1.01 to 1.30 μm was evaluated as Δ, and 1.31 μm or more was evaluated as x.

[0044]

INDUSTRIAL APPLICABILITY A radiation sensitive resin composition for a negative resist having excellent sensitivity, residual film rate, heat resistance and adhesion to a substrate can be obtained.

[Brief description of drawings]

FIG. 1 is a schematic diagram of a cross-sectional shape of a resist pattern.
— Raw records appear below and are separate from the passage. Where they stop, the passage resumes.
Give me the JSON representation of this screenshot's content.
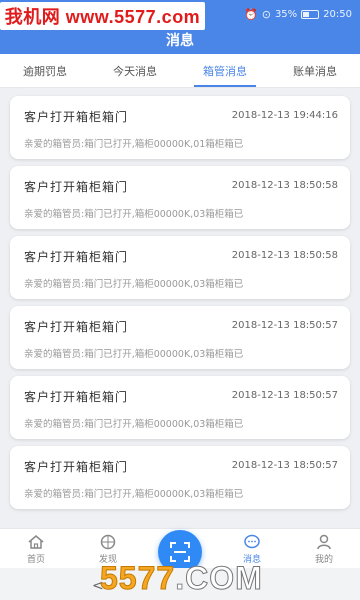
{
  "watermark": {
    "text": "我机网 www.5577.com"
  },
  "status": {
    "battery": "35%",
    "time": "20:50"
  },
  "header": {
    "title": "消息"
  },
  "tabs": [
    {
      "label": "逾期罚息",
      "active": false
    },
    {
      "label": "今天消息",
      "active": false
    },
    {
      "label": "箱管消息",
      "active": true
    },
    {
      "label": "账单消息",
      "active": false
    }
  ],
  "messages": [
    {
      "title": "客户打开箱柜箱门",
      "time": "2018-12-13 19:44:16",
      "body": "亲爱的箱管员:箱门已打开,箱柜00000K,01箱柜箱已"
    },
    {
      "title": "客户打开箱柜箱门",
      "time": "2018-12-13 18:50:58",
      "body": "亲爱的箱管员:箱门已打开,箱柜00000K,03箱柜箱已"
    },
    {
      "title": "客户打开箱柜箱门",
      "time": "2018-12-13 18:50:58",
      "body": "亲爱的箱管员:箱门已打开,箱柜00000K,03箱柜箱已"
    },
    {
      "title": "客户打开箱柜箱门",
      "time": "2018-12-13 18:50:57",
      "body": "亲爱的箱管员:箱门已打开,箱柜00000K,03箱柜箱已"
    },
    {
      "title": "客户打开箱柜箱门",
      "time": "2018-12-13 18:50:57",
      "body": "亲爱的箱管员:箱门已打开,箱柜00000K,03箱柜箱已"
    },
    {
      "title": "客户打开箱柜箱门",
      "time": "2018-12-13 18:50:57",
      "body": "亲爱的箱管员:箱门已打开,箱柜00000K,03箱柜箱已"
    }
  ],
  "nav": [
    {
      "label": "首页",
      "icon": "home-icon",
      "active": false
    },
    {
      "label": "发现",
      "icon": "compass-icon",
      "active": false
    },
    {
      "label": "消息",
      "icon": "message-icon",
      "active": true
    },
    {
      "label": "我的",
      "icon": "person-icon",
      "active": false
    }
  ],
  "brand": {
    "num": "5577",
    "dot": ".",
    "com": "COM"
  },
  "colors": {
    "primary": "#4a86e8",
    "scan": "#2f8af5",
    "brand_orange": "#f5a623"
  }
}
─────────────────────────────────────────────────── ─── Continuation of the front page (51) Int.Cl. ⁶ Identification number Office reference number FI Technical display location G03F 7/038 505 H01L 21/027 // C08F 220/32 MMP (72) Inventor Bessho Nobuo Tokyo 2-11-24 Tsukiji, Chuo-ku, Japan Synthetic Rubber Co., Ltd.

Claims (1)

[Claims] 1. (A) (a) an unsaturated carboxylic acid,
(B) a radically polymerizable compound containing an epoxy group,
(C) Copolymer with other radically polymerizable compound, (B)
Phenolic compound, (C) general formula (I) (In the formula, R _{1 to} R ₆ may be the same or different and each represents a hydrogen atom or a group —CH ₂ OR, and R represents a hydrogen atom or a C _{1 to} C ₆ alkyl group). Melamines, and (D) general formula (II) (Wherein X represents halogen, A represents CX ₃ or a group represented by the following general formula, and B, D and E
Are each independently a hydrogen atom, C ₁ -C ₁₀ alkyl group, aryl group, alkoxy group, aryloxy group, thioalkyl group, thioaryl group, halogen, cyano group,
Nitro group, tertiary amino group with C ₁ -C ₁₀ alkyl group, carboxyl group, hydroxyl group, C ₁ -C ₁₀ ketoalkyl group, or ketoaryl group, C ₁ -C ₂₀ alkoxycarbonyl group, or alkylcarbonyl It represents an oxy group, and m represents an integer of 1 to 5. ) [Chemical 3] Or a general formula (III) (A) nZ ⁺ Y ⁻ ... ………… (III) (wherein A is the same as the above formula, Z is sulfur or Represents iodine, and Y is BF ₄ , PF ₆ , SbF ₆ , As
It represents F ₆ , p-toluenesulfonate, trifluoromethanesulfonate or trifluoroacetate, and n represents 2 or 3. ) A radiation-sensitive resin composition containing an onium salt functioning as a photoacid generator represented by the formula (1).